- 4:30; B&W; silent
- Paradise Park was a segregated African-American resort located about a mile down the Silver River from the popular Silver Springs attraction near Ocala, Florida. The park was developed by Carl Ray and W.M. “Shorty” Davidson, co-owners of Silver Springs for nearly four decades. Paradise Park opened May 20, 1949 and remained open until 1969. African-American families, tour buses and church groups came from all over Florida and the United States to visit the attraction. Amenities included a pavilion with a dance floor and jukebox, a swimming area with a sandy beach, tropical landscaping and space for softball and other games. Like its counterpart Silver Springs, Paradise Park featured glass-bottom boat tours that introduced visitors to the beauty of the Silver River. Easter egg hunts, baptisms and picnics were common, and at Christmas, Santa Claus would cruise down the river on a glass-bottom boat to pass out candy, nuts and fruit for young visitors. Herpetologist Ross Allen even set up a reptile exhibit at the park, similar to the one located upriver at Silver Springs.

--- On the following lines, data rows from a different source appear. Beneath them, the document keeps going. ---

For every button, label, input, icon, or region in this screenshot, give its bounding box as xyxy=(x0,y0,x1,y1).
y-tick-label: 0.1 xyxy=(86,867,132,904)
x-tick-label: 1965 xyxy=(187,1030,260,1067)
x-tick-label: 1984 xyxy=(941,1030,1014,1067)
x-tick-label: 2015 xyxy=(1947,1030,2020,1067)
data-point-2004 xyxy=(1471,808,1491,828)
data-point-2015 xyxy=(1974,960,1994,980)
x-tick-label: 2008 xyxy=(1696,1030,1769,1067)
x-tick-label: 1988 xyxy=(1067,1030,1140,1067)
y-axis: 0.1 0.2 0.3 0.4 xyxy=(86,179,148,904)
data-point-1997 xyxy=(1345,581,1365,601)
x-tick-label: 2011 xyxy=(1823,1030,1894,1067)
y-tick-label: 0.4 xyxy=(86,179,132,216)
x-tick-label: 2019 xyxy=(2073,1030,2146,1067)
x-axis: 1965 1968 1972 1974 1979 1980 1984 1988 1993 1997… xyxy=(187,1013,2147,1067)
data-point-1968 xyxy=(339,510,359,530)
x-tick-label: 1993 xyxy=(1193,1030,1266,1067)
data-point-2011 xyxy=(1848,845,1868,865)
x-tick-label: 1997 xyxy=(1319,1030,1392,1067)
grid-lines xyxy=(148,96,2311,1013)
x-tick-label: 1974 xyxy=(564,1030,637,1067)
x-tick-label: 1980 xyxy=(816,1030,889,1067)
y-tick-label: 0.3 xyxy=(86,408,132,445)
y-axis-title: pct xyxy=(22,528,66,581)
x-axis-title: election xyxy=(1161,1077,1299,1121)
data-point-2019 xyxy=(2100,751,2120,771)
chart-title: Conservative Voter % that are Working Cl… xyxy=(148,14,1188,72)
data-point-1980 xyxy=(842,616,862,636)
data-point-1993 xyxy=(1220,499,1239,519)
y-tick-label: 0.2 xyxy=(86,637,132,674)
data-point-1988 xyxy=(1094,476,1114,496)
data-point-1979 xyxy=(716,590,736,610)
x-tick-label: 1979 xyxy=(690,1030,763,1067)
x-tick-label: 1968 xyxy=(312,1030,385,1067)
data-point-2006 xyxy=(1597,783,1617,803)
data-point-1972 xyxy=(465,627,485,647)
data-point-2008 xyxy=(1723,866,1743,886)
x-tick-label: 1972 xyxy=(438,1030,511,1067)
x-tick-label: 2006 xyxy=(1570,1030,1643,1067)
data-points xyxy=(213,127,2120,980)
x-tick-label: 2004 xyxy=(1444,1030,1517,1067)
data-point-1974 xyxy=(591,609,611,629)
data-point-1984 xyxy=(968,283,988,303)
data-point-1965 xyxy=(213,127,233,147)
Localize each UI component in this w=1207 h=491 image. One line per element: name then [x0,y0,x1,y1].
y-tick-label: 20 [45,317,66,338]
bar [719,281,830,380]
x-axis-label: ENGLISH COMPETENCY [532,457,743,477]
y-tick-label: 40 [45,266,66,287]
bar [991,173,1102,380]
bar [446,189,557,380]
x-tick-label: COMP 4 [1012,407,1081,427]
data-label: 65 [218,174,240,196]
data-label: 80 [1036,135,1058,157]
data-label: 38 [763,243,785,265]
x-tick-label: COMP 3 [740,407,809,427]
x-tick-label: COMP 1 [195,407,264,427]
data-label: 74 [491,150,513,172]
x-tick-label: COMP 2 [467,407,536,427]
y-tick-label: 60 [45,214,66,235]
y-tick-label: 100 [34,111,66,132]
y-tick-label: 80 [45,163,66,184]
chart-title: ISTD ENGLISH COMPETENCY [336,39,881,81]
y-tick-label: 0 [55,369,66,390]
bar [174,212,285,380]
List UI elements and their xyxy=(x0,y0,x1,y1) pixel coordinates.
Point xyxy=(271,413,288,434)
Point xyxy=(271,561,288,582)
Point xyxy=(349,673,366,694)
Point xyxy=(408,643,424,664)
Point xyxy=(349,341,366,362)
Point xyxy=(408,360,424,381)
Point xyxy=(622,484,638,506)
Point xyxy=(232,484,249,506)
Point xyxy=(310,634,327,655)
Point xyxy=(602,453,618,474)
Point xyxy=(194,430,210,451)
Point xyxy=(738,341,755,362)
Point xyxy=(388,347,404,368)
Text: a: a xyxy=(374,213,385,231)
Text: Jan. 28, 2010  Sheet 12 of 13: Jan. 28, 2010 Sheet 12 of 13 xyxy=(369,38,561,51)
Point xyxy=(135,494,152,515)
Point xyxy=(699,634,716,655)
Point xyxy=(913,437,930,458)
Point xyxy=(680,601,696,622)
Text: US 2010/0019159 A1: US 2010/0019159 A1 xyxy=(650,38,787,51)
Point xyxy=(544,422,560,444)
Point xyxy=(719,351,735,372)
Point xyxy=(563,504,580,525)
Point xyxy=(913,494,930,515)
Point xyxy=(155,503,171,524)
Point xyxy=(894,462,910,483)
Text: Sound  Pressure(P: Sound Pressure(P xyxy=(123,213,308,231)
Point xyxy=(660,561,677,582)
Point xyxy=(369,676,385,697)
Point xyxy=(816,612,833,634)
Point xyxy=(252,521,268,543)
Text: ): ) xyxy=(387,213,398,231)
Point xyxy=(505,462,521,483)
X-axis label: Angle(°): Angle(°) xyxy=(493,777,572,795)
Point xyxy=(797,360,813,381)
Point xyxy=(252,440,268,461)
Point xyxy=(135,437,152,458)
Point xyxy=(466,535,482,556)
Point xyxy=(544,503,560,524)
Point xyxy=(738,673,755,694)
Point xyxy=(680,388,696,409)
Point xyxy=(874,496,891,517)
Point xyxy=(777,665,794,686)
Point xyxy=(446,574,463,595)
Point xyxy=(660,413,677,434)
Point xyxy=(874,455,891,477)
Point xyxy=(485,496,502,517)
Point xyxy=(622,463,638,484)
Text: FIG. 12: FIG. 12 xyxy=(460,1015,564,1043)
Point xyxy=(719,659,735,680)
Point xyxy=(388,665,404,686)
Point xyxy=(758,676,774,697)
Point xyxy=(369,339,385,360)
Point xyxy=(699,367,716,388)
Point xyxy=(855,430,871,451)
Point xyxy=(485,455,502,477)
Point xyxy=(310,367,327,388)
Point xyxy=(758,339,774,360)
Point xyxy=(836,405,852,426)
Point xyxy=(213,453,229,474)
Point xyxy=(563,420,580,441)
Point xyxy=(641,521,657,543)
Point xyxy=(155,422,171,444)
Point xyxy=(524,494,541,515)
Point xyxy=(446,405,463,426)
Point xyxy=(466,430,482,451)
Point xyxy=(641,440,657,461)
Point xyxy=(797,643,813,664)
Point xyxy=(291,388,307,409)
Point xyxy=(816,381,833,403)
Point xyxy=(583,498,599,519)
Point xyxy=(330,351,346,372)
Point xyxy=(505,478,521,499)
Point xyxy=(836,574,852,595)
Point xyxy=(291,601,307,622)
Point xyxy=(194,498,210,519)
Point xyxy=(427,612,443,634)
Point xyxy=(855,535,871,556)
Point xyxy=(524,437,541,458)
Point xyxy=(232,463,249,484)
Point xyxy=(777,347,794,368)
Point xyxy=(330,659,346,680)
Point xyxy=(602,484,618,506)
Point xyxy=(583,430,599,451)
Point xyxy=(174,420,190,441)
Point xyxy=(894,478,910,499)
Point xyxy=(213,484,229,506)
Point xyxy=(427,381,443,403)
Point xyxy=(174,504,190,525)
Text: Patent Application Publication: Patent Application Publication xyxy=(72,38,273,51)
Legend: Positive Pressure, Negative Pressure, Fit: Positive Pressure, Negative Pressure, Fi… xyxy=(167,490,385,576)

Renowned underwater photographer Bruce Mozert filmed this promotional movie for Paradise Park, probably in the early 1950s. It opens with a shot of a sign directing motorists to the attraction, likely located at the intersection of Paradise Road (now NE 24th St.) and State Road 40. Scenes from the parking lot and picnic area come next, followed by footage from one of the park’s annual Labor Day beauty contests. These competitions were sponsored by the American Legion and featured contestants from across the state. Toward the end of the contest footage, a Legion official presents the winners with their awards. The film then moves on to the glass bottom boats, including footage of the passengers’ view into the clear waters of the Silver River. A young man and woman identified as Thomas and Lottie Donaldson swim to the sandy bottom with a sign that reads “Don’t Miss Paradise Park.” Bathers dive into the swimming area from a platform. The final scenes are from Ross Allen’s reptile exhibit, where an assistant is shown feeding and herding alligators. Two assistants are then seen in a snake exhibit, one handing a snake to someone in the crowd.
The State Archives partnered with Department of Environmental Protection, the owners of the film, to preserve the original 16 mm film and digitize it. Archivists sought outside assistance and worked closely with the film restoration specialists at MediaPreserve, an Audio-Visual Laboratory in Pennsylvania to restore most of the film stock and create a digital reproduction of its contents.